I will be there fully stocked with slot stuff! Who else will be there...? :wave:


----------



## 41-willys (Jan 7, 2000)

will you be at the Illinois show?


----------



## Dragula (Jun 27, 2003)

Sure will.
DRAGjet


----------



## dlw (Aug 17, 1999)

For those wondering where it is, it's at the Quality Inn, just off exit 173 (Richfield ext). Just make the quick right after paying the toll, and another right at the light.

After the show I'm heading to RT 93 Raceway to run for a bit. Just take RT 77S to RT 76 W and the watch for RT 93.


----------



## BRPHO (Aug 1, 2006)

I will be at the Richfield show also!

I never miss Brad's shows.......

There is a Mister Coney slot show on October 15th at the Strongsville Holiday Inn also.

The show is just at the next exit down the Ohio turnpike west of the Richfield exit.

It is the first time the show has been at this location.

I just live in Berea which is the next town over so I will be attending this show too!

Looks like October will be an expensive month for hobby purchases!

See you all there!

Happy hunting!

Wayne


----------



## SCJ (Jul 15, 1999)

Dragula said:


> I will be there fully stocked with slot stuff! Who else will be there...? :wave:


I will be at the show, but Oct. 31st is a Tuesday?

--------------------------
www.SlotCarJohnnies.com


----------



## Dragula (Jun 27, 2003)

ok...What day is it Johnny?
Chris


----------



## SCJ (Jul 15, 1999)

I'm not for sure, haven't received the flier yet...but betting it's not on a Tuesday!

;-)

--------------------------
www.SlotCarJohnnies.com


----------



## BRPHO (Aug 1, 2006)

The Richfield slot show is Sunday October 29th for all who are interested......

I got a flyer for it in the mail about a month ago.

Just passing the info along!

Wayne


----------



## dlw (Aug 17, 1999)

Turns out October 31 is on a Tuesday.

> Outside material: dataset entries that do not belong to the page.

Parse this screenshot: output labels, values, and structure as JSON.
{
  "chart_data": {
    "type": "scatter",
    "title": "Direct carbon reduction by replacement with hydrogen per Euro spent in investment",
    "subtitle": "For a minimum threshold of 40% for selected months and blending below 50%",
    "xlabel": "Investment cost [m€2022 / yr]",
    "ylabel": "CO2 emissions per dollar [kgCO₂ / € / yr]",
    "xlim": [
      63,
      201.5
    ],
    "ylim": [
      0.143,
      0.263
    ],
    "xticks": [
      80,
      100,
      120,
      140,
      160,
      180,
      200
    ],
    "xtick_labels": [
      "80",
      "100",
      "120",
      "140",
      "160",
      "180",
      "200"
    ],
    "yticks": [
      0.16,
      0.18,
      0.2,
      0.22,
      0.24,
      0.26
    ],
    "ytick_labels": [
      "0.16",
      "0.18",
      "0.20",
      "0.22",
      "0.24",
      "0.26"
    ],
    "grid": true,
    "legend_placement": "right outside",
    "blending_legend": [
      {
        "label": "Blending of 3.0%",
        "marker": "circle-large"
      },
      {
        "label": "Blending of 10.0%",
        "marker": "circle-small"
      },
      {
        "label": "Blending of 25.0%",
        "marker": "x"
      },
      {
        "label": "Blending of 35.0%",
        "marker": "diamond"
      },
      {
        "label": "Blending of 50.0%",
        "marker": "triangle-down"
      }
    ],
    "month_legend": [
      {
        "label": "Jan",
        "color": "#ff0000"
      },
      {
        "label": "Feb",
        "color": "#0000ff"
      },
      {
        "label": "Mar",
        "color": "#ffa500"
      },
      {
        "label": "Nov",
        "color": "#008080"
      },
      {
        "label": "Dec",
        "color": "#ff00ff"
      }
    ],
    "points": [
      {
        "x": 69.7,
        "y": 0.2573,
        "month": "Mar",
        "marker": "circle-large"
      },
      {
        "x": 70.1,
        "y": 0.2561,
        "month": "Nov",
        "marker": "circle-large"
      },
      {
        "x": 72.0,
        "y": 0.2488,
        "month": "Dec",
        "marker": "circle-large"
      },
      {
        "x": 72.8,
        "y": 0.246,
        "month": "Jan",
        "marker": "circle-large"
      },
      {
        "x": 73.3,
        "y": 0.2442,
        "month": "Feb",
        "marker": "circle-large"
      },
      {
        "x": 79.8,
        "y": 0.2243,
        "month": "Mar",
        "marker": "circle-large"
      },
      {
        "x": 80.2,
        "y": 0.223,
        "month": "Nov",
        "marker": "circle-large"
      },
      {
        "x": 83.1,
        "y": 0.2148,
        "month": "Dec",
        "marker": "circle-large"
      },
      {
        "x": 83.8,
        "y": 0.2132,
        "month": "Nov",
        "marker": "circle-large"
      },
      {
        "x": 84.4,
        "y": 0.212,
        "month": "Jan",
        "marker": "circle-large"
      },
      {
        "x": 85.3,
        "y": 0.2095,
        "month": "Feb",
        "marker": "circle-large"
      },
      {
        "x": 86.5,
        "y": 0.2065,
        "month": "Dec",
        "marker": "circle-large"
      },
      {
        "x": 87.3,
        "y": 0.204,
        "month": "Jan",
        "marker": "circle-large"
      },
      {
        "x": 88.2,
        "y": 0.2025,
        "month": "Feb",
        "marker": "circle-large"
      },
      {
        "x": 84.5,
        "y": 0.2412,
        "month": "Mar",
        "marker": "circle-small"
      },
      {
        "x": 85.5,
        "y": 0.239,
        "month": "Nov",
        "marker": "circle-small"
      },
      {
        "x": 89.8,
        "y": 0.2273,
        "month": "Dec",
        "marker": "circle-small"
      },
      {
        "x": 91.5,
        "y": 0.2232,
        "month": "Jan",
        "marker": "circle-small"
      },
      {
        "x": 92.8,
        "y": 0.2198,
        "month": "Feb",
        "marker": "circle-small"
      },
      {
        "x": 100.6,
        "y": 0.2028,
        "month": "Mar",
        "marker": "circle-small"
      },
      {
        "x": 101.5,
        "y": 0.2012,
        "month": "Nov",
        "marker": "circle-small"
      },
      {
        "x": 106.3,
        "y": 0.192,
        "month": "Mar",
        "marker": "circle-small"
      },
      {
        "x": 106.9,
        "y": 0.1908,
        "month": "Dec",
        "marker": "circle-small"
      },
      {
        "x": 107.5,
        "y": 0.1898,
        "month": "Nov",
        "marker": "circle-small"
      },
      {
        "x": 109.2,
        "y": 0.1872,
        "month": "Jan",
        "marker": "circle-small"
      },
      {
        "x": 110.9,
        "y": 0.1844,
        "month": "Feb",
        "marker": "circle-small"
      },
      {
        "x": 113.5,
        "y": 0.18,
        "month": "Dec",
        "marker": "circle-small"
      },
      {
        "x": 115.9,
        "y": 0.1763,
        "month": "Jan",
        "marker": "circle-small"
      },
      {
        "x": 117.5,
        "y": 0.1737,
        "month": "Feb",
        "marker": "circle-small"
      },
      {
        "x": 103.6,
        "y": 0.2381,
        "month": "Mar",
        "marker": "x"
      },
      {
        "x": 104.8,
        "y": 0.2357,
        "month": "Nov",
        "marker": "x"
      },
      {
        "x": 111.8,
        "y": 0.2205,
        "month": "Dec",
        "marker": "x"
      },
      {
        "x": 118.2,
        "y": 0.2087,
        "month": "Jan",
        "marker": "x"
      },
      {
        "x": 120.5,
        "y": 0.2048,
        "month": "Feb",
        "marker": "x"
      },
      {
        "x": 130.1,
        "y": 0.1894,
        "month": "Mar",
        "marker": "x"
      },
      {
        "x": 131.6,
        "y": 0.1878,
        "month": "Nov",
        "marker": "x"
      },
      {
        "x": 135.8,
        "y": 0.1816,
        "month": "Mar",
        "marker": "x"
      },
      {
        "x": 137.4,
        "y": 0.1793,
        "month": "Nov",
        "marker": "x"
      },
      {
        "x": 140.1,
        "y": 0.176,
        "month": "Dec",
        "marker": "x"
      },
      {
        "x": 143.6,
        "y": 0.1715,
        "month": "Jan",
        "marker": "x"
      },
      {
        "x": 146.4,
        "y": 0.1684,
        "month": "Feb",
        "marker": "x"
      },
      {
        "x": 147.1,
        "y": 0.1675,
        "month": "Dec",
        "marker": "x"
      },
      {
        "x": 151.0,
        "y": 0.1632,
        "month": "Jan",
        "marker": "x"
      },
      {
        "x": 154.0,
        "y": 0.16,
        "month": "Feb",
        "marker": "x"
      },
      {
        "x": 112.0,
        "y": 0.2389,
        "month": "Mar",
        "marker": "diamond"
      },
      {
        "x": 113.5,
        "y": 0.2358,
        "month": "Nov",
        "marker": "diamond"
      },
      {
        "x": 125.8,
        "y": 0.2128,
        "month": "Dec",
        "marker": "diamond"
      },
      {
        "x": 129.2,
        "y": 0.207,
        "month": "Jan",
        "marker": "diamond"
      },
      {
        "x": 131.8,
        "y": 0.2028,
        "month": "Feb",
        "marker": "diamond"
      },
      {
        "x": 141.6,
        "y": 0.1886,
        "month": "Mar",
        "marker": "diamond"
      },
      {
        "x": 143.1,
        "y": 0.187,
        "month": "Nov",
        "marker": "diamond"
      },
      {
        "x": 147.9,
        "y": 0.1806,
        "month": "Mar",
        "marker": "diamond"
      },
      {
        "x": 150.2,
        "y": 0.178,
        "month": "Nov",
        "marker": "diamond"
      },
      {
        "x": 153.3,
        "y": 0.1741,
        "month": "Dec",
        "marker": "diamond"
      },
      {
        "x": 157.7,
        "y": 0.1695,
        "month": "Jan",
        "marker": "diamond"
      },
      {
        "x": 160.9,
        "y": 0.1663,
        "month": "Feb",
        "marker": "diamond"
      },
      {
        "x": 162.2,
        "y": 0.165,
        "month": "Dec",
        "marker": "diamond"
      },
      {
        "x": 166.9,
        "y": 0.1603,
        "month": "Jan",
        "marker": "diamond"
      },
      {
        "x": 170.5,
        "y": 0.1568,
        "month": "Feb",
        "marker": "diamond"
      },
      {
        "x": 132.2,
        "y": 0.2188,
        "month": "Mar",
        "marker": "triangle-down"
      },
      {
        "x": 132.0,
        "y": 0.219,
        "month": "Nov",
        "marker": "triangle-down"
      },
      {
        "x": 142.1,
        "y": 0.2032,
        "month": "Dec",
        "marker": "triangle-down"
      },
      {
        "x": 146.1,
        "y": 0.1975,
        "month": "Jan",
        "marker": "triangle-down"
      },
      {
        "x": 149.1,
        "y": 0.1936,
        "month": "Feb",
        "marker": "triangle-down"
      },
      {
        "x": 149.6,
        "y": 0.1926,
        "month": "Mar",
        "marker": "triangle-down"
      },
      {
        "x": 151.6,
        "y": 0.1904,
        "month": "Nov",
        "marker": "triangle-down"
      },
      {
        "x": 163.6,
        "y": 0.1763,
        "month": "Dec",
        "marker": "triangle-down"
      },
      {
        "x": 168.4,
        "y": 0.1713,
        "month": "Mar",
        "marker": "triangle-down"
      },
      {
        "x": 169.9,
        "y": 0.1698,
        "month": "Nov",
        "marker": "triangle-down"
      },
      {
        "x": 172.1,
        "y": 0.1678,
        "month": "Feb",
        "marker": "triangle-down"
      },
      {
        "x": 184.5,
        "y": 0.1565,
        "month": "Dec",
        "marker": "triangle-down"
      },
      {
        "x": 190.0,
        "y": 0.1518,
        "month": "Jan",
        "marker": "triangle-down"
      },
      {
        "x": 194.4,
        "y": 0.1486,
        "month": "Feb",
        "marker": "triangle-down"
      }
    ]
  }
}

My flyer says the 31st is the date. No biggie, the show always falls on the last Sunday of October, so I would've known it showday.


----------



## AfxToo (Aug 29, 2003)

The Richfield show is always great. I never miss it.


----------



## SCJ (Jul 15, 1999)

Here you go gents......

Hope to see you there, it's the oldest slot show in the country!











-------------------------
www.SlotCarJohnnies.com


----------



## Dragula (Jun 27, 2003)

See you there Johnny.
DRAGjet
p.s. your package will be mailed today.


----------



## bscahel0502 (Oct 1, 2006)

where in richfield is this show


----------



## slotracer (Jun 3, 2003)

Can we get directions from I-77 ? Thanks.


----------



## dlw (Aug 17, 1999)

The show is right near the intersection of Rt 77 and RT80 (OH Turnpike).

SCJ, can you show the map on the other side of the flyer?


----------